Dry Rub Application: Apply rub generously and let sit overnight. The salt draws out moisture.
Smoking Setup: Set your smoker to 250°F with oak or hickory for bold flavor.
Temperature Management: Smoke until the internal temperature reaches 190°F. The meat should pull from the bone. (Note: Bear must reach at least 165°F for food safety.)
Rib Preparation: Remove the membrane from the back of the ribs. This allows the rub to penetrate.
Dry Rub Application: Apply rub generously and let sit overnight. The salt draws out moisture.
Smoking Setup: Set your smoker to 250°F with oak or hickory for bold flavor.
Temperature Management: Smoke until the internal temperature reaches 190°F. The meat should pull from the bone. (Note: Bear must reach at least 165°F for food safety.)

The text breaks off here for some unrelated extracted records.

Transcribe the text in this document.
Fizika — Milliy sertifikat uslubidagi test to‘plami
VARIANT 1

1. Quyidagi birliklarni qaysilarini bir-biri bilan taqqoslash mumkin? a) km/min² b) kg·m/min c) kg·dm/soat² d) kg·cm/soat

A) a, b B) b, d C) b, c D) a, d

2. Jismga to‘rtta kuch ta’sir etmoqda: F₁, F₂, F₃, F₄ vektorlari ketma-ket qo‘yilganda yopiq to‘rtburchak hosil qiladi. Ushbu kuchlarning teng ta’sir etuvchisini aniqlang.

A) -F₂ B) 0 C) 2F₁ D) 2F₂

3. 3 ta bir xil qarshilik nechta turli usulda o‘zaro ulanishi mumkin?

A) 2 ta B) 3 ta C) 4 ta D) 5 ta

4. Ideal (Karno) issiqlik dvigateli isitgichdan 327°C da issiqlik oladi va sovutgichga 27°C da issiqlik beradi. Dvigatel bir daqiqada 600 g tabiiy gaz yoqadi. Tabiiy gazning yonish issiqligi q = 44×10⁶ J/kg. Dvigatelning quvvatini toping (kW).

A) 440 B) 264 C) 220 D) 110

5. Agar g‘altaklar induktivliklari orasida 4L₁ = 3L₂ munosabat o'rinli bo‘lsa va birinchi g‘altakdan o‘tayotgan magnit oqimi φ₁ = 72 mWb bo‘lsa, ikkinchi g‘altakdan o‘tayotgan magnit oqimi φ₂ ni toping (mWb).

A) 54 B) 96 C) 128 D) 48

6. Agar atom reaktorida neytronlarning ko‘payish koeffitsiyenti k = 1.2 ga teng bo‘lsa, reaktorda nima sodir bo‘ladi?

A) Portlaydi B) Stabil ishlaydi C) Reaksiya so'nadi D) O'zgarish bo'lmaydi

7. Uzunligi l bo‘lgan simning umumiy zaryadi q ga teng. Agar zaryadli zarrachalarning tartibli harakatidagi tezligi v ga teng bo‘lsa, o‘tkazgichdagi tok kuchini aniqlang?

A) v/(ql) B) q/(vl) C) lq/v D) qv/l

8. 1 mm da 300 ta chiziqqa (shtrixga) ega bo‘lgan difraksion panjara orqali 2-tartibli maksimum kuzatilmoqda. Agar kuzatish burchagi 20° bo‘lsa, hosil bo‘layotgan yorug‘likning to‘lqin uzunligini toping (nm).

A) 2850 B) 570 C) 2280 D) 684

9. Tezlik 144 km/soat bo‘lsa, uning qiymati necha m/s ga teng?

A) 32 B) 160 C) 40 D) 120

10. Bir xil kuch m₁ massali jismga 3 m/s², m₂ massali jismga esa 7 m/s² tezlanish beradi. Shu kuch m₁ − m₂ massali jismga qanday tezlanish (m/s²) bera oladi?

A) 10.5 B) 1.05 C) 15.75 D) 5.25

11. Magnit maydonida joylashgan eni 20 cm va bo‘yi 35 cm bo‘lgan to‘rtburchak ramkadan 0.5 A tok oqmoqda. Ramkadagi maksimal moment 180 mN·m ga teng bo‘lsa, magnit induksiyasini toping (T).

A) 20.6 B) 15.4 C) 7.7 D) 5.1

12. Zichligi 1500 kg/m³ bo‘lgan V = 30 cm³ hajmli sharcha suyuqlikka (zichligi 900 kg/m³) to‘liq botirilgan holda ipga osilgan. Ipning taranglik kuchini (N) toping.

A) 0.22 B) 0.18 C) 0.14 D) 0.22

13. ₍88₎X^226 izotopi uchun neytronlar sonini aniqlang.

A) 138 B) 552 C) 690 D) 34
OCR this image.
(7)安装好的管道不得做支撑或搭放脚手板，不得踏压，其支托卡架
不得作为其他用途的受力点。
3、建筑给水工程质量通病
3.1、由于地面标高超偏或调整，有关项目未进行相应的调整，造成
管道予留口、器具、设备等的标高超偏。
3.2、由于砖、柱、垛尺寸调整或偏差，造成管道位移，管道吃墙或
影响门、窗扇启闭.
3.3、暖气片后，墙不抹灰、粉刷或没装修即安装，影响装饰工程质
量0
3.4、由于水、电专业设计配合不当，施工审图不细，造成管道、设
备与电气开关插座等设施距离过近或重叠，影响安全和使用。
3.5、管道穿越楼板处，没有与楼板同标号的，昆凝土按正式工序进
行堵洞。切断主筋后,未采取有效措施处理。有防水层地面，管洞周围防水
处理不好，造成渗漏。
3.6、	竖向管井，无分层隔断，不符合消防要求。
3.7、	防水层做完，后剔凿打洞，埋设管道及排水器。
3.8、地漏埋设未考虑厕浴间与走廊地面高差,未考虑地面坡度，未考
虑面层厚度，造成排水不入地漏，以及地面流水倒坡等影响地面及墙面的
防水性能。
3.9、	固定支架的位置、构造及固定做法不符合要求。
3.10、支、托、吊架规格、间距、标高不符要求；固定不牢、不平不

⚠️ Important: Black Bear carries a risk of Trichinella parasites. ALL cuts — including steaks, roasts, and ground meat — must reach an internal temperature of 165°F (74°C). There is no safe rare or medium-rare preparation for this species.
Per serving: 470 calories, 41g protein, 34g fat, 8g carbohydrates.
See the techniques in action with our step-by-step video guide
Per serving: 470 calories, 41g protein, 34g fat, 8g carbohydrates.